SIP: 33 Layer: Consensus (soft fork) Title: Dilithium Coin Address Signature Author: Brian Burrell < firstname.lastname@example.org > Status: Proposed Type: Standards Track Created: 2019-08-30
The usage and methodology of the signing process is consistent with ECDSA. A pubkey is about 2.5k bytes and signature is also about 2.5k. The dilithium signing method is proposed to exclusively use the signature witness method having the affect of the longer signature not costing an additional tx fee.
The manner in which pubkey and script IDs is consistent with regular transactions. The witness v0 method is essentially identical to the dilithium witness program except that is verified using the dilithium-3 algorithm and that the public key and signature components of the segwit signature are larger in size. Note that the dilithium-3 signature, which is 2701, exceeds the traditional script maximum element size of 520 bytes.
The dilithium public key, stored in the wallet and used in transactions, is prefixed with a single byte set to the constants 0x3. This single-byte prefix is embedded for future extensions. Using the set of script ops above, the sender will include a keyid (28 bytes) and the receiver will include the full pubkey and signature.

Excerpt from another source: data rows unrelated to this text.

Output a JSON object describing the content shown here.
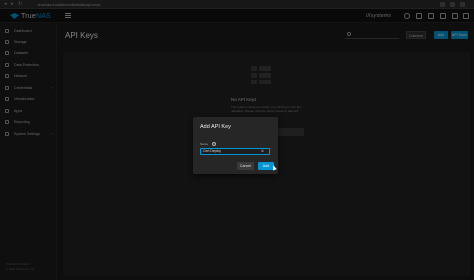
{
  "browser": {
    "url": "truenas.local/#/credentials/api-keys",
    "back": "◂",
    "forward": "▸",
    "reload": "↻"
  },
  "topbar": {
    "logo_main": "True",
    "logo_accent": "NAS",
    "brand_right": "iXsystems"
  },
  "sidebar": {
    "items": [
      {
        "label": "Dashboard"
      },
      {
        "label": "Storage"
      },
      {
        "label": "Datasets"
      },
      {
        "label": "Data Protection"
      },
      {
        "label": "Network"
      },
      {
        "label": "Credentials",
        "has_children": true
      },
      {
        "label": "Virtualization"
      },
      {
        "label": "Apps"
      },
      {
        "label": "Reporting"
      },
      {
        "label": "System Settings",
        "has_children": true
      }
    ],
    "footer_line1": "TrueNAS SCALE ®",
    "footer_line2": "© 2023 iXsystems, Inc."
  },
  "main": {
    "title": "API Keys",
    "columns_label": "Columns",
    "add_label": "Add",
    "docs_label": "API Docs",
    "empty_title": "No API Keys",
    "empty_desc": "The system could not retrieve any API Keys from the database. Please click the button below to add API."
  },
  "dialog": {
    "title": "Add API Key",
    "name_label": "Name",
    "help_glyph": "?",
    "name_value": "Cert Deploy",
    "clear_glyph": "⊗",
    "cancel_label": "Cancel",
    "add_label": "Add"
  },
  "colors": {
    "accent": "#0095d5",
    "background": "#1a1a1a"
  }
}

The new signature method is exclusively isolated to a single witness program. The witness program version "14" is utilized in order to distinguish a dilithium signed transaction. Given a 20-byte key ID; a witness v14 destination address script would be "0x14 ". This is interpreted equivalent to a "OP_HASH160 OP_EQUALVERIFY" with the witness version being set to 14.
Note that a traditional witness script is not utilized (due to exclusive bech32 method). In addition, the signing method is reserved for use with the bech32 address format. As the bech32 specifies a particular witness program version, a receiver coin address can be specified that implies the signature will be stored on the segwit portion of the transaction (no counted against total block size) and that a dilithium algorithm must be used in order to verify the transaction as an subsequent input.